The Passover Haggada ends with the fun but peculiar song, Chad Gadya – An Only Kid. This colorful song features a kid (a baby goat) purchased by “my father” for the price of two zuz, an ancient coin.

No sooner does he buy the kid than it is eaten by “the cat,” which is in turn bitten by “the dog,” which itself suffers being beaten by “the stick.” The stick doesn’t get off lightly for its beating; it is burnt by “the fire,” which is naturally doused by “the water.”

What happens to the water seems quite natural: It gets lapped up by “the ox,” which leads to the fatal slaughtering of the ox by “the butcher.” The butcher faces none other than the Angel of Death, and in case you thought that this dastardly fellow was invincible, he is ultimately vanquished at the conclusion of the song by the Holy One, Blessed be He.

The symbolic meaning of this sequence of people, animals, and objects remained obscure until the Vilna Gaon presented the following interpretation, in which each verse alludes to one person or event in Jewish history:

The kid is the birthright mentioned in Bereishis 25. This is the right to take the baton that had been passed from Avraham to Yitzchak, to continue Avraham’s mission to build a world full of loving kindness and monotheism and devoid of idolatry, child sacrifice, and other evils.
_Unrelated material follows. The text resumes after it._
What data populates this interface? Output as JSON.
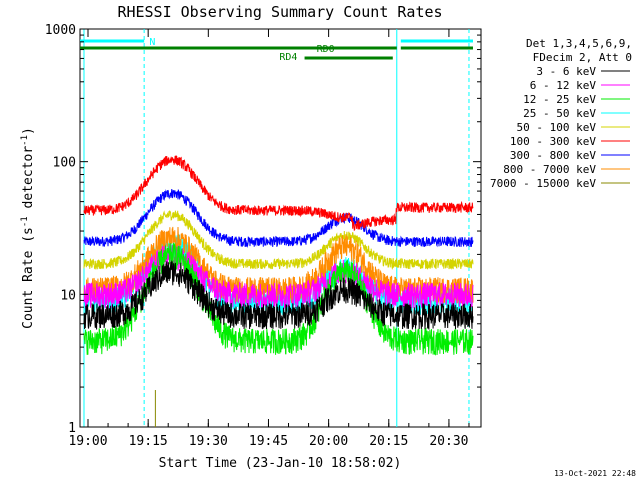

My father is Yaakov, who bought the birthright from his twin brother Esav, who had been born first and thus had the natural right to the birthright.

The two zuzim are the bread and stew Yaakov paid Esav for the birthright.

The cat represents the envy of Yaakov’s sons toward their brother Yosef, leading them to sell him into slavery in Egypt.

The dog is Egypt, where Yosef landed, and where, eventually, the entire clan of Yaakov and the subsequent Israelite nation lived, were enslaved, and were redeemed.

The stick is the famous staff of Moshe, used to call forth various plagues and to part the waters of the sea for the Bnai Yisrael to cross.

The fire represents the thirst for idolatry among Bnai Yisrael that proved to be a persistent bane for over 800 years, from the year they left Egypt until the destruction of the first Bais Hamikdash in the Fifth Century BCE.

The water represents the Fourth Century BCE sages who eradicated idolatry.

The ox is Rome (Esav’s descendent) who destroyed the second 2nd Bais Hamikdash in 70 CE.

The butcher is the Mashiach Ben-Yosef, who will restore full Jewish sovereignty in Eretz Yisrael.

The Angel of Death needs no introduction; in this song he represents the death of Mashiach Ben-Yoseph.

The Holy One, of course, also needs no introduction; here He arrives with Mashiach Ben-David.

The repetition in each stanza underscores the ebb and flow of Jewish history. Sometimes we’re down, but then we rise up. While most of the song looks backwards, it ends with an optimistic view toward the future, a fitting conclusion to the Seder.